Speaker of the New Mexico House of Representatives
- In office 1971–1979

Member of the New Mexico House of Representatives from the 69th district
- In office 1966–1984

Personal details
- Born: November 16, 1930 Tierra Amarilla, New Mexico, U.S.
- Died: May 11, 1986 (aged 55) Grants, New Mexico, U.S.
- Children: 3, including Walter Jr.
- Education: University of New Mexico (LLB)

= Walter K. Martinez =

American politician (1930–1986)

Walter Kenneth Martinez, Sr. (November 16, 1930 – May 11, 1986) was an American attorney and politician who served as a member of the New Mexico House of Representatives. A liberal member of the Democratic Party, he served as speaker of the House for eight years. before being removed from the position in 1979, when conservative Democrats allied with Republicans to elect a conservative Democrat as speaker.

==Early life and education==

Martinez was born in Tierra Amarilla, New Mexico, one of eleven children in poor but well-educated family. He studied law at the University of New Mexico and graduated in 1955. He became a general legal practitioner with the firm of Tibo Chavez and Boucher and established an office in Grants, New Mexico.

==Career==

In 1966, Martinez was elected to the New Mexico House of Representatives as a Democrat representing Valencia County, New Mexico. He served in the House for eighteen years. Until 1971, the House had been dominated by conservative Democrats, mostly from the south and east of New Mexico. That had begun to change after the Supreme Court "one man, one vote" decision in Baker v. Carr (1962), which forced electoral districts to be more balanced in size and led to growing numbers of liberal Hispanic and urban intellectual representatives. In 1971, when Martinez was in his third term, the position of speaker came open. After a tie on the first vote, Martinez was elected speaker by a one-vote margin.

For eight years Martinez was one of the leaders of the liberal "Mama Lucy Gang", which controlled the house and prevented conservative "Cowboy Democrats" from the ranching areas in the south of the state from controlling the main committees. (Note: The Mama Lucies were named after Mama Lucy, a lady who ran a coffee shop and helped out poor students at New Mexico Highlands University in Las Vegas, Nevada. A group of future state legislators were at the university at the time, and learned from Mama Lucy's compassionate example.) Another leader was Raymond G. Sanchez.

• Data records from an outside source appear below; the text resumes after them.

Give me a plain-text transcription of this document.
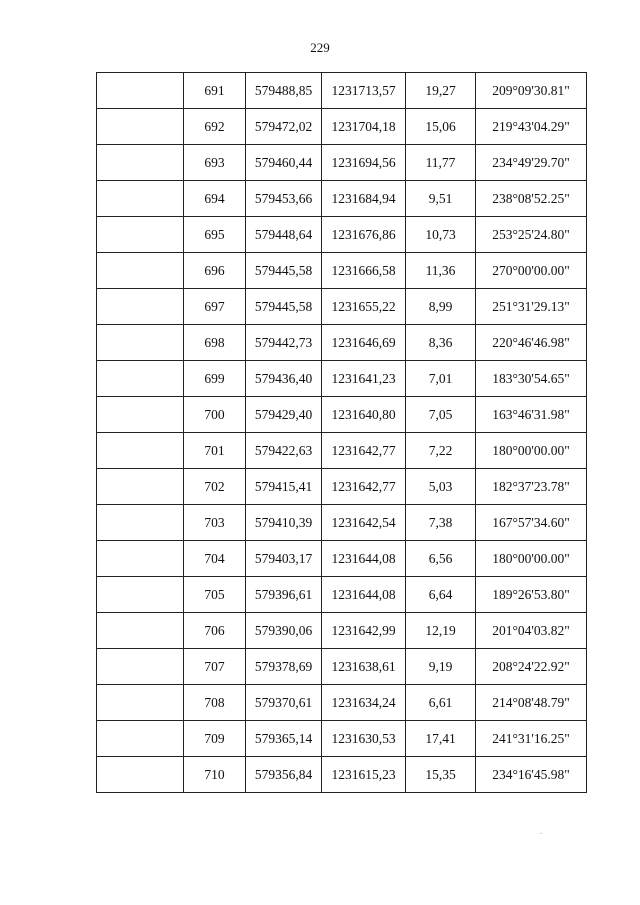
229
	691	579488,85	1231713,57	19,27	209°09'30.81"
	692	579472,02	1231704,18	15,06	219°43'04.29"
	693	579460,44	1231694,56	11,77	234°49'29.70"
	694	579453,66	1231684,94	9,51	238°08'52.25"
	695	579448,64	1231676,86	10,73	253°25'24.80"
	696	579445,58	1231666,58	11,36	270°00'00.00"
	697	579445,58	1231655,22	8,99	251°31'29.13"
	698	579442,73	1231646,69	8,36	220°46'46.98"
	699	579436,40	1231641,23	7,01	183°30'54.65"
	700	579429,40	1231640,80	7,05	163°46'31.98"
	701	579422,63	1231642,77	7,22	180°00'00.00"
	702	579415,41	1231642,77	5,03	182°37'23.78"
	703	579410,39	1231642,54	7,38	167°57'34.60"
	704	579403,17	1231644,08	6,56	180°00'00.00"
	705	579396,61	1231644,08	6,64	189°26'53.80"
	706	579390,06	1231642,99	12,19	201°04'03.82"
	707	579378,69	1231638,61	9,19	208°24'22.92"
	708	579370,61	1231634,24	6,61	214°08'48.79"
	709	579365,14	1231630,53	17,41	241°31'16.25"
	710	579356,84	1231615,23	15,35	234°16'45.98"
.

Martinez's achievements included equalizing school district funding across the state and developing New Mexico's severance tax permanent fund.

In 1977 Martinez was chosen as candidate for speaker of the Democratic caucus by 26–22, going on to reelection as speaker. The Cowboys did well in the 1978 election and demanded a strong presence in the committees. Martinez refused, which turned out to be a mistake.
He was then chosen the Democratic caucus by 30 votes to 11 for Gene Samberson. During the opening session of the house on January 16, 1979, eleven Democrats allied with twenty six Republicans to elect the Cowboy Democrat Gene Samberson as speaker by thirty seven votes against the thirty Democrats and three rogue Republicans who voted for Martinez. The Mama Lucy Gang remained out of power for the next four years. (Note: Samberson appointed nine Democrats to committee positions. Martinez refused to chair the Votes and Elections Committee, effectively giving control of this committee to the Republicans. Five of the Democrats who had backed Martinez refused appointments as vice-chairs of committees.)

Martinez and Joseph Fidel worked together to obtain funding for many projects in the Grants area. In 1981 Martinez was the main force behind the legislation that split Cibola County, New Mexico, out of Valencia County. Grants was the seat of the new county. In the 1982 election, the liberal Democrats formed a solid majority of the forty seven Democratic members, and the Martinez-backed candidate Raymond G. Sanchez was elected speaker without opposition from the Cowboys.

==Personal life==

Martinez was married to Dolores Nolasco. They had three children, a girl and two boys, all of whom became lawyers. His eldest son, W. Ken Martinez, served as a member of and Speaker of the House in the New Mexico House of Representatives from 1998 to 2016. His daughter became a district judge. His youngest son served on the Grants Board of Education.

Martinez was diagnosed with Amyotrophic lateral sclerosis (Lou Gehrig's disease) and left the House in 1984. He died in 1986 at the age of 55. An enclosed walkway linking the Capitol and the newly built Capitol Annex was dedicated to Martinez in 2001.The University of New Mexico School of Law posthumously awarded his the Distinguished Achievement award.